About the only woman to be included in this male-dominated group is Agnes Varda, whose husband, Jacques Demy was also a renowned film director in his own right. Varda’s most important contribution to the movement is generally considered to be her second film, Cleo from Five to Seven (although those who have seen her first, La Pointe-Courte, from 1955, have raved about it and consider it to be a crucial early work in the New Wave). Cleo took place in real time, tracking the course of two hours (actually 90 minutes) in a day in the life of a pop singer who is waiting to find out whether or not she has cancer. She wanders the streets, meets a soldier, finds renewed reason for hope. The film still holds up today, with a grace to its photography and a joyful humanity in its characterizations. Varda’s follow-up works wouldn’t quite match Cleo, (although her bold yet poetic Vagabond is worth checking out, mostly for Sandrine Bonnaire’s performance) but more recent forays into documentary film have proved quite interesting, most recently with The Gleaners and I. She also made a personal documentary about her late husband’s childhood, Jacquot de Nantes, which is a lovely, lyrical tribute.

 

Cleo from Five to Seven

 

Demy is still most famous for Umbrellas of Cherbourg and The Young Girls of Rochefort, homages to the Hollywood musical. Although arguably not part of the New Wave himself because his films of the era were seemingly lighthearted and fluffy, I’d argue that his tips of the hat to the musical are no less engaging than Godard’s or Truffaut’s to the gangster film, and that he deserves a place in this canon.

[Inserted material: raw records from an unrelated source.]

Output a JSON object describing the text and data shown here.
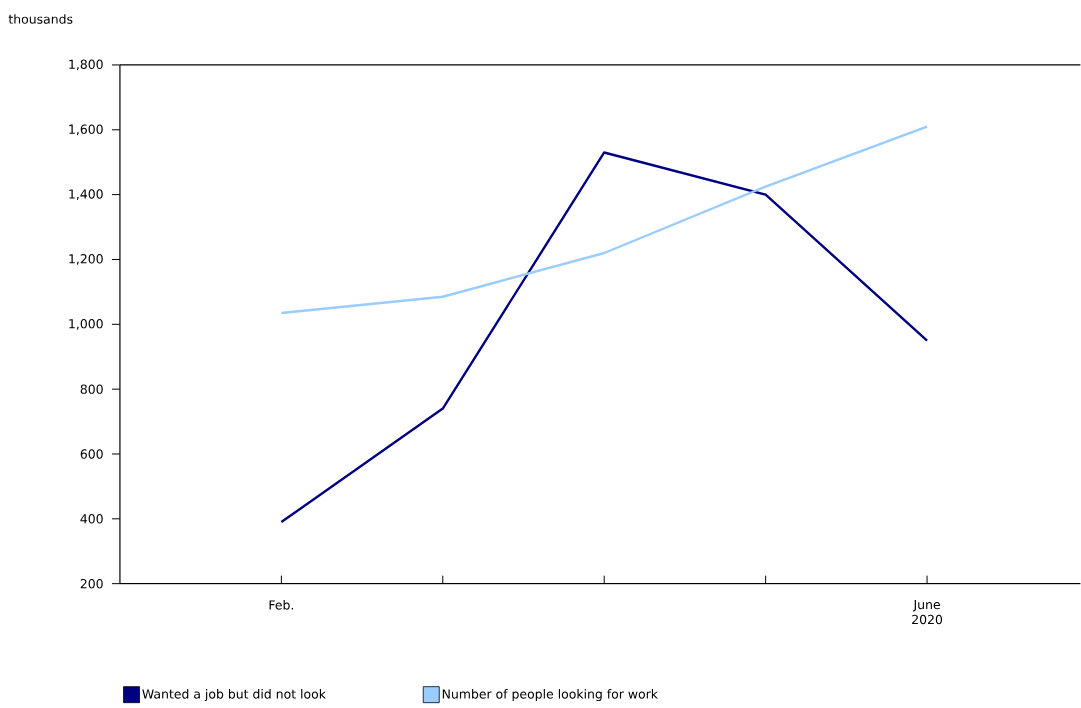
{
  "chart_data": {
    "type": "line",
    "ylabel": "thousands",
    "categories": [
      "Feb.",
      null,
      null,
      null,
      "June 2020"
    ],
    "ylim": [
      200,
      1800
    ],
    "yticks": [
      {
        "value": 200,
        "label": "200"
      },
      {
        "value": 400,
        "label": "400"
      },
      {
        "value": 600,
        "label": "600"
      },
      {
        "value": 800,
        "label": "800"
      },
      {
        "value": 1000,
        "label": "1,000"
      },
      {
        "value": 1200,
        "label": "1,200"
      },
      {
        "value": 1400,
        "label": "1,400"
      },
      {
        "value": 1600,
        "label": "1,600"
      },
      {
        "value": 1800,
        "label": "1,800"
      }
    ],
    "grid": false,
    "legend": "bottom",
    "marker": "none",
    "line_style": "solid",
    "series": [
      {
        "name": "Wanted a job but did not look",
        "color": "#000080",
        "values": [
          390,
          740,
          1530,
          1400,
          950
        ]
      },
      {
        "name": "Number of people looking for work",
        "color": "#99ccff",
        "values": [
          1035,
          1085,
          1220,
          1425,
          1610
        ]
      }
    ]
  }
}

Sadly, very little of Louis Malle’s New Wave work from the 60s is on DVD; we have only Spirits of the Dead, a compilation for which Malle contributed one of the three films, and this is hardly the best example of his work. His first film, Ascenseur pour l’Echefaud (Elevator to the Gallows) was a distinctly moody suspense story in the best American tradition held together by a hypnotic score by cool American jazz musician Miles Davis (the score is easier to find these days than the movie, which remains out of print). Probably Malle’s most decidedly New Wave contribution was the unforgettable Zazie dans le Metro, which features many of the movement’s favorite conventions – jump cuts, in-jokes and a jarring narrative jumble. A precocious and shockingly (and hilariously) lewd teenage girl named Zazie moves into her drag queen uncle’s flat and it all becomes something you might imagine if you combined Madeline with John Waters and pureed with a pint of the French New Wave. The film’s often frenetic, comic editing might have influenced Richard Lester (Hard Day’s Night, The Knack). Although he had been criticized by some film critics for not being distinctive enough as an auteur, because he tended to lose himself in projects, because his work dared to show range, Malle remained an important director through his later years – most notably with masterful dramas like Au Revoir les enfants and Atlantic City.